ISS Releases 2015 Proposed Changes to Executive Compensation Evaluation Policy

ISS Releases 2015 Proposed Changes to Executive Compensation Evaluation Policy

October 16 2014

PDFISS has posted its 2015 Draft Policies for comment by institutional investors, companies and other members of the governance community.  Final policies will be released on November 7th, only nine days after the comment period ends (6:00 p.m. EDT on October 29), suggesting that comments are unlikely to result in material changes to these proposed policies.

The only compensation-related change proposed this year is the introduction of the Equity Plan Scorecard.  The scorecard replaces the past equity plan screening process, which focused on plan cost and the inclusion of egregious practices.  The new approach is intended to apply a more holistic approach to assessing new/modified equity plan proposals, by taking into account multiple factors, both positive and negative, related to plan features and historical grant practice.  Under the scorecard approach, equity plans will no longer receive an automatic negative recommendation by ISS if their cost is higher than the company’s allowable cap.  As ISS explains:

For example, a plan where cost is nominally higher than a company’s allowable cap may receive a favorable recommendation if sufficient positive factors are present. Conversely, a plan where cost is nominally lower than the allowable cap may ultimately receive a negative recommendation if a preponderance of scorecard factors is negative.

Steven Hall & Partners will be submitting our comments to this proposal and we welcome any thoughts, comments or concerns that you would like to share with us as we prepare our response.  We are also available to discuss how these proposed changes might affect your anticipated new/amended equity plan request this upcoming proxy season.  Please contact your regular SH&P contact or Joseph Sorrentino.

Below we have provided a summary of ISS’ proposed Equity Plan Scorecard.  It is important to note that ISS hasn’t disclosed the weightings of the scorecard at this time, so it is unclear how each factor will be judged.

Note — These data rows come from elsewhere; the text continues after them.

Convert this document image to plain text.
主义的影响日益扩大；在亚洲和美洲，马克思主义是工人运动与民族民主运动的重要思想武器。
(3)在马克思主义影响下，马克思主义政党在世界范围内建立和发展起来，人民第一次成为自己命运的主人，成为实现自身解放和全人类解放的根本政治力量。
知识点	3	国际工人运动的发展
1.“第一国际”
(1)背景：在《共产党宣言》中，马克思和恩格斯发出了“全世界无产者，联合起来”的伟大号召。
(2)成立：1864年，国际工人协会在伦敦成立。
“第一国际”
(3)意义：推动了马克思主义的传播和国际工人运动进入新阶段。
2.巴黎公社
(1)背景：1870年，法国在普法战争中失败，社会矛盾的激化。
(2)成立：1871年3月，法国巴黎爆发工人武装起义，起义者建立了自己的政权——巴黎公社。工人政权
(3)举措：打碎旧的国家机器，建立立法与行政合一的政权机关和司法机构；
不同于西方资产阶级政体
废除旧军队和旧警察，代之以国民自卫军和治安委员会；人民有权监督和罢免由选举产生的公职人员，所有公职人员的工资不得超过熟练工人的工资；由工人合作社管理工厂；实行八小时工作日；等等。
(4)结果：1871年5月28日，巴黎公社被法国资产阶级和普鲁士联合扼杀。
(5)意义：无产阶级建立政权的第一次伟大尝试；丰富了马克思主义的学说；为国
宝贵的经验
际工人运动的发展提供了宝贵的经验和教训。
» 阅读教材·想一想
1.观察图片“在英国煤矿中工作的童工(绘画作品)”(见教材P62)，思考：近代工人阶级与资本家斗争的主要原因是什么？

  • Scorecard factors and weightings will be keyed to company size and status:
    • S&P 500
    • Russell 3000 (excludes S&P500)
    • Non-Russell 3000
    • Recent IPOs or Bankruptcy Emergent companies
  • The proposed approach incorporates multiple factors that will fall under three main categories:
    • Plan Cost
      • Shareholder Value Transfer (SVT) relative to industry and market cap peers for both
        • The sum of new shares requested, shares available for future grants and outstanding unvested/unexercised grants
        • Sum of new shares requested plus shares available for future grants
        • This approach eliminates ISS’ option overhang carve-out policy
    • Plan Features
      • Automatic single-triggered award vesting upon a CIC
      • Discretionary vesting authority
      • Liberal share recycling on various award types
        • Now evaluated as a plan feature rather than incorporated in SVT calculations
      • Minimum vesting period for grants made under the plan
    • Grant Practices
      • Three-year burn rate relative to industry/market cap peers
        • Burn rate evaluation based on a range relative to peers
          • Eliminates potential for commitments from companies to adhere to specific future burn rate caps
        • Burn rate benchmarks will be calibrated for respective index groups
          • S&P500
          • Russell 3000 (excluding S&P500)
          • Non-Russell 3000
          • GICS industry classification will be used within each index group
      • CEO grant practices
        • Vesting requirements in most recent CEO equity grants
        • Proportion of CEO’s most recent equity awards subject to performance conditions
      • Estimated duration of the plan
        • Sum of shares remaining available and the new shares requested, divided by the average annual shares granted in the prior three years
      • Existence of a claw-back policy
      • Post exercise/vesting share-holding requirements

ISS is seeking specific feedback on two questions:

  1. Are there certain factors outlined in the proposed scorecard approach that should be more heavily weighted when evaluating equity plan proposals? Please specify and explain.
  2. Do you see any unintended consequences from shifting to a scorecard approach? If yes, please specify.